Doris Lessing’s reaction to winning the 2007 Nobel Prize in Literature included (after a rather inflamed exclamation of “Oh Christ!” when delivered the news) a reluctant acceptance coupled with a scathing Nobel lecture that managed to insult the award, the other recipients of the award and the literary canon as we know it, all in under 40 minutes. That alone should tell you about the type of writer she was.

I was first introduced to Lessing in my English 298 course, which explored the value of literature over the course of the semester. In her Nobel lecture, Lessing compares the reading habits of students from a school in Zimbabwe to those of students in a London boys’ academy. Lessing describes the thirst for literature she observed in Zimbabwe before, contrasting this desperation with the “half-used” library in the affluent North London school, highlighting the situational value of literature to readers. However, Lessing goes on to discuss how, even with this disparity in interest in the books they’re provided, the London students still have a leg up in writing. She points to her fellow Nobel Prize winners, all of whom grew up surrounded by books, using that fact to claim that writers are born only in households with books. And as such, even as the London students take their resources for granted, they will be the ones to win literary awards in their future.

Lessing’s observation of educational disparity and lack of access to books perpetuating the class hierarchy can be applied to literary history far before her time. Since the birth of writing, and consequently, reading, written language has served as a tool to record the great deeds of kings, honor gods and document laws. This has created a distinction between the literate who can receive these teachings and the illiterate who are not granted access to an education, such as lower economic classes and women. The perpetuation of educational inequality and all it impacts (income disparity, gender roles, etc.) are products of this distinction.

Though book and tome collections remained exclusive for many centuries, the proliferation of libraries in the 18th century greatly increased access to books in developed countries. The rise of public libraries and increased accessibility to written work is the reason reading can now even be a hobby for children, and that there can be a whole genre of books tailored toward them. 

As children mature, their literary needs will mature with them. What started with S.E. Hinton’s “The Outsiders” in 1967 has branched out into “classics” from the 1990s and 2000s such as “Harry Potter,” “Percy Jackson and the Olympians” and “A Series of Unfortunate Events,” with authors like Sarah J. Maas and Leigh Bardugo leading the next generation of YA fiction.
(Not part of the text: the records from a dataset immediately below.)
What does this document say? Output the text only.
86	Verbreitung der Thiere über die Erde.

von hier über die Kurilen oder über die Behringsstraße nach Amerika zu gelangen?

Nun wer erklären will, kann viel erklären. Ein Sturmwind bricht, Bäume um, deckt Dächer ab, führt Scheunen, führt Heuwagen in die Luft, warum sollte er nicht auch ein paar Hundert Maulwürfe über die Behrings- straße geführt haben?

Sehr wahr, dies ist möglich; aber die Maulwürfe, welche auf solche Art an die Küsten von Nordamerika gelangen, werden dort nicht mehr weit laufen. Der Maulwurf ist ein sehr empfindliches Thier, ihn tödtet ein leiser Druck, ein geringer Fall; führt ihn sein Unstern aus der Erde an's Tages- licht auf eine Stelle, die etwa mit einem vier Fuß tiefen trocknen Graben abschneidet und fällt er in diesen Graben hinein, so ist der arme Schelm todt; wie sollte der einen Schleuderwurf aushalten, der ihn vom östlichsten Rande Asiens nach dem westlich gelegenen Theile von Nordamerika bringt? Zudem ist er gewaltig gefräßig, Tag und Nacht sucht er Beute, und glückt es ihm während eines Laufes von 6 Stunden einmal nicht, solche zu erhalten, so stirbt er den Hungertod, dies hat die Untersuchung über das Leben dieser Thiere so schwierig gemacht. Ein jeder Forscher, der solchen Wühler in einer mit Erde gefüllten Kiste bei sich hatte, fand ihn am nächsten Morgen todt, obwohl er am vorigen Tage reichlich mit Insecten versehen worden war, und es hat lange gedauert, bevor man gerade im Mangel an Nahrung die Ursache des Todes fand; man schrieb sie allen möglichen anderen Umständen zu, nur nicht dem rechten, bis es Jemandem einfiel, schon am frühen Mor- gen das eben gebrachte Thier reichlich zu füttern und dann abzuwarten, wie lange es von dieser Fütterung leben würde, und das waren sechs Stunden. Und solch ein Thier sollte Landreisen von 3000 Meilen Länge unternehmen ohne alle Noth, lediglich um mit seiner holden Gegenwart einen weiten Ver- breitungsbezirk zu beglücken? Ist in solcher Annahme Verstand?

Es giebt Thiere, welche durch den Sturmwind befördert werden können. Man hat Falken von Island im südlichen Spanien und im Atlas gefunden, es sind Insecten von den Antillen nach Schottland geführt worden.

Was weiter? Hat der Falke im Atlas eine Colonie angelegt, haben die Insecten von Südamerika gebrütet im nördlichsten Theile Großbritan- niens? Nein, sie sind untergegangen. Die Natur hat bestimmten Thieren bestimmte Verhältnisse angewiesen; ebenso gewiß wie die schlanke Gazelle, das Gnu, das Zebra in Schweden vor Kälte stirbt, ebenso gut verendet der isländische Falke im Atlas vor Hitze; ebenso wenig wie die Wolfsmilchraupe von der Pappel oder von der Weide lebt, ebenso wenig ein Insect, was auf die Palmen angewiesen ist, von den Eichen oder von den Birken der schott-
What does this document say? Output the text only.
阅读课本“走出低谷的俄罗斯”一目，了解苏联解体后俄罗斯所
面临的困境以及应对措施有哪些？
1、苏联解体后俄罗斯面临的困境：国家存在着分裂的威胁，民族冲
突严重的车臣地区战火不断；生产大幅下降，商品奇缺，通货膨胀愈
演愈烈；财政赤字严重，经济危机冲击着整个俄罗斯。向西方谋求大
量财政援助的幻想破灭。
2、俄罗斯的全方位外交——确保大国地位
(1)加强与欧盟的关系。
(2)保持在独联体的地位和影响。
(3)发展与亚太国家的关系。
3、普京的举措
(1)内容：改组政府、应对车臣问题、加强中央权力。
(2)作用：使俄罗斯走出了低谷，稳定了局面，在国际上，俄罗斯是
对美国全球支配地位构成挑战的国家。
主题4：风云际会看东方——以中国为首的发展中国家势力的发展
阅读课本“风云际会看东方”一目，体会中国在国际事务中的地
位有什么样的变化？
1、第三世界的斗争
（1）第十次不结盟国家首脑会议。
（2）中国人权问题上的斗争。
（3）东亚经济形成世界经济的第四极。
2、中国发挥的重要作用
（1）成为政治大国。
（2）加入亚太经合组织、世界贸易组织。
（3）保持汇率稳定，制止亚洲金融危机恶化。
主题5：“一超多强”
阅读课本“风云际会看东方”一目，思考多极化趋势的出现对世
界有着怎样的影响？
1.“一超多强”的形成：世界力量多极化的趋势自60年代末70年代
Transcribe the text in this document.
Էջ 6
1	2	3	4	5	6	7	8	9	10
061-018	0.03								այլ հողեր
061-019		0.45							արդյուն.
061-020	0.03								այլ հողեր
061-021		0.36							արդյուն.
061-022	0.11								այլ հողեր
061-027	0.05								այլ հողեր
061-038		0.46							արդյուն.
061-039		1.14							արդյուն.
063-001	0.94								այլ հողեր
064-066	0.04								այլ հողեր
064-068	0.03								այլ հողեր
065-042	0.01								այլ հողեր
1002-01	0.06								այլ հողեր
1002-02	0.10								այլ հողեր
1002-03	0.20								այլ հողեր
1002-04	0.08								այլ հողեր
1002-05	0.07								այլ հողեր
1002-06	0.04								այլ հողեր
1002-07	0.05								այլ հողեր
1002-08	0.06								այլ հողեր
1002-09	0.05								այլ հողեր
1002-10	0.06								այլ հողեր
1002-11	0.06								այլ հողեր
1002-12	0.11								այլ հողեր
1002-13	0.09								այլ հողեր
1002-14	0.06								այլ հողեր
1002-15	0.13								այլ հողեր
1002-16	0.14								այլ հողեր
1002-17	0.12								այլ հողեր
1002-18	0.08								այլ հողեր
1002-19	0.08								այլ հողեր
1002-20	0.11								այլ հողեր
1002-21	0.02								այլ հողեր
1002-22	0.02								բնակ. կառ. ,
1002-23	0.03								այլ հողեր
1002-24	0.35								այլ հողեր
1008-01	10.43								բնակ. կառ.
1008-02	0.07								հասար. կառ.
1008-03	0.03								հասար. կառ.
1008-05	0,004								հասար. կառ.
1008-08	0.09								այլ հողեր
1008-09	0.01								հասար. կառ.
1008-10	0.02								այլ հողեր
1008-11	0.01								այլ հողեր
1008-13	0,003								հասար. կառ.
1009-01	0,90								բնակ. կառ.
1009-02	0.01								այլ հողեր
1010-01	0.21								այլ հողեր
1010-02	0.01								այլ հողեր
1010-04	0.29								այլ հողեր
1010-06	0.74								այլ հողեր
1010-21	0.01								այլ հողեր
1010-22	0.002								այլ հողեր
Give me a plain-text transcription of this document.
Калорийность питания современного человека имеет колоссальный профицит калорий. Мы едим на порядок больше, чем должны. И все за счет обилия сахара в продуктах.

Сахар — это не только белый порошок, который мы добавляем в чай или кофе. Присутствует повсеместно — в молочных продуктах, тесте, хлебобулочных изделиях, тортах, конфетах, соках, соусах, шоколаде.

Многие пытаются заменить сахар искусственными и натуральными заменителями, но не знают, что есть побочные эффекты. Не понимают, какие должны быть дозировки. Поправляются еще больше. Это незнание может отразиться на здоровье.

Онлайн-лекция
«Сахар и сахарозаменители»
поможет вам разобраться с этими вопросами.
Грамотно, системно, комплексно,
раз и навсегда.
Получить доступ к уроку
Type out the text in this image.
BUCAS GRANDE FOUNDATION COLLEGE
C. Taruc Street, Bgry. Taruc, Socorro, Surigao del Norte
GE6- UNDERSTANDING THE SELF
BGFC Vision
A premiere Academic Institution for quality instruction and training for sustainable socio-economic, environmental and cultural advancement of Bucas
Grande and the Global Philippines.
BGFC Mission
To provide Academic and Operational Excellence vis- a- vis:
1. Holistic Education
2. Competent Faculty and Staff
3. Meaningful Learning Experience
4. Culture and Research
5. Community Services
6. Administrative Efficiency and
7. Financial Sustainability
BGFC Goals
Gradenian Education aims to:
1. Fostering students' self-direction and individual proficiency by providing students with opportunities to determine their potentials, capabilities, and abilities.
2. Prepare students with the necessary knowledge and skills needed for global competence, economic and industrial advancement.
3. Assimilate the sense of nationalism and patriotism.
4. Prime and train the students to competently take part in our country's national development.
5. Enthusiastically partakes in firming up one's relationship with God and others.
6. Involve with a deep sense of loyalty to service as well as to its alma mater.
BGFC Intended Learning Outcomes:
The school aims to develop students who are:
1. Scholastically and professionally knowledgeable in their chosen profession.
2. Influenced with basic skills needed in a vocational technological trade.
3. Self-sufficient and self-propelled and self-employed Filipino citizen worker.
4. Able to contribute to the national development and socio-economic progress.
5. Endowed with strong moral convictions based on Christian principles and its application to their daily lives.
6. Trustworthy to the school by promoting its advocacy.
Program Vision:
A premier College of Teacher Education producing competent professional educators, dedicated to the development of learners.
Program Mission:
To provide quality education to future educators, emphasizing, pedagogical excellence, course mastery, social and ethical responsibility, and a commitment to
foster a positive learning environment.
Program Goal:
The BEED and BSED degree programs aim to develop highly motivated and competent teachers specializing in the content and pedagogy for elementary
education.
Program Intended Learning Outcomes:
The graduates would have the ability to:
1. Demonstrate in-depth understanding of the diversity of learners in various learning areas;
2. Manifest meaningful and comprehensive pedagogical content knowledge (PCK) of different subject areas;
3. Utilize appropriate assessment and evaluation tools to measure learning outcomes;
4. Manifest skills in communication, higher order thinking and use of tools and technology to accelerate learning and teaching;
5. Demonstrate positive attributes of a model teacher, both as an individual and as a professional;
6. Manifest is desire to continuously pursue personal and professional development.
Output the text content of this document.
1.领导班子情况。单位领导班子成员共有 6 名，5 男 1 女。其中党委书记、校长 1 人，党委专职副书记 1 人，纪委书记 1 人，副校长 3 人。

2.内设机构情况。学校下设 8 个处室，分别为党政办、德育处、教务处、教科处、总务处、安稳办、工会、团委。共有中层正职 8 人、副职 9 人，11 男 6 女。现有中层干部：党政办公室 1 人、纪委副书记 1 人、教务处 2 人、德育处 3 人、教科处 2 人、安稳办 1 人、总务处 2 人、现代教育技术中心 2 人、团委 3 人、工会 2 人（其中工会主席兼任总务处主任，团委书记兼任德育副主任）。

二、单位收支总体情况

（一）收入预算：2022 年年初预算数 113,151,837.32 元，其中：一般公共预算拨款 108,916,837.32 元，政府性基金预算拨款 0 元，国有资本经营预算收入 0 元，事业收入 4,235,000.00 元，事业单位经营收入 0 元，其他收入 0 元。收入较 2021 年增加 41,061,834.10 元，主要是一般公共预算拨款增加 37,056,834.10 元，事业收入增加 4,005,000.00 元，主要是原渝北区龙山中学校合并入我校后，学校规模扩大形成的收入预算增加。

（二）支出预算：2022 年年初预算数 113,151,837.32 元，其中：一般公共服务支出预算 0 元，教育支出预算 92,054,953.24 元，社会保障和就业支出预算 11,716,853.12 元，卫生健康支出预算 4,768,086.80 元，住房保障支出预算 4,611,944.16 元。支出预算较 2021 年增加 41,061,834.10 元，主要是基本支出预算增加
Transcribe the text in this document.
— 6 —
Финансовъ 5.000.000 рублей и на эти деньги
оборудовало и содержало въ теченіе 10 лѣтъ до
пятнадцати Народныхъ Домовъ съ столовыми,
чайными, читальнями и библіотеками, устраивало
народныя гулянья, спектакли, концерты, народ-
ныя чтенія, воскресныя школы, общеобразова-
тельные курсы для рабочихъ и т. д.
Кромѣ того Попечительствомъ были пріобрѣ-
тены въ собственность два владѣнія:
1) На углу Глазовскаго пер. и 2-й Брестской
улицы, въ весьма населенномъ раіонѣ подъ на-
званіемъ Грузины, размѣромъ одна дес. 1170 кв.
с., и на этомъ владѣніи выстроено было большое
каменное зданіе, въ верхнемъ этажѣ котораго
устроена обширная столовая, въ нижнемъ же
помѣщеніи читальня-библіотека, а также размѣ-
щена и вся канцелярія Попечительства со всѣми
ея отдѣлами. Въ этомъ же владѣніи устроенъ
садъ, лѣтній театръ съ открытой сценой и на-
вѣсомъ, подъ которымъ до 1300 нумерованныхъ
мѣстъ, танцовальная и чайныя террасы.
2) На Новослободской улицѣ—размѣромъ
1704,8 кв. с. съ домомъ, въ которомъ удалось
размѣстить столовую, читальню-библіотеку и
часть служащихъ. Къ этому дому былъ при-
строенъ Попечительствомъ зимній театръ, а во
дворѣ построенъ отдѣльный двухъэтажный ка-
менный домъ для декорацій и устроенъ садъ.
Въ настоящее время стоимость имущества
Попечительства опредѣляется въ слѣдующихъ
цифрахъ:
Since the emergence of the term ‘young adult’ in the genre’s golden age of the 1970s, authors flocked to the relatively new market of book readers, causing the YA and dystopian genres to take over bookshelves at every local bookstore as the second golden age of young adult fiction began in the 2000s. The transformation sequences often associated with young adult fiction — whether that be from real to magical, child to adult or friends to lovers — parallels the transition period teenagers endure and is hypothesized to be the reason for the genre’s large following. 

And what has the age of technology done to reading? According to the U.S. Bureau of Labor Statistics, leisure time spent reading has decreased by 19.67% in 2019 as compared with 2009. This figure includes news, much of which has migrated from paper to screens, but the decline in “deep reading,” or, according to Sven Birkerts, “the slow and meditative possession of a book,”  may have decreased even further. And it’s not as though we’re unable to immerse ourselves in new literary worlds as we once did in middle school. Our rewired brains have just become unaccustomed to long storylines and eventual gratification, driving us to avoid books in favor of more instantly rewarding pursuits, much like the North London boys and dusty library Doris Lessing described in her lecture. We appear to be in a type of reading Ice Age at the moment. It is now time to melt the ice that has settled over reading culture. 

My English 298 class left me with several contradictory opinions on how literature should be valued and by whom. While 1999 Nobel Prize winner in literature Günter Grass may argue that written thoughts, much like laboratory rats, are the basis from which society creates monumental change, or some other such grand declaration of the sort, I offer a far more introspective perspective. Escapism, learning, a cure for boredom and comfort are all respectable expectations from reading, and it doesn’t hurt that reading has been shown to reduce depressive tendencies.

So while I enjoy being told that reading is “totally my aesthetic” and that I’m “giving light academia,” I propose that we all take advantage of the increased accessibility to books that has come with the Digital Age. Either push through that half-finished book lying at the corner of your desk or start making headway through the ridiculously long To Be Read list sitting in the Notes app on your phone. As it turns out, reading is the best way to recover our lost attention spans while proving to naysayers like Lessing that we students do in fact know the value of literature.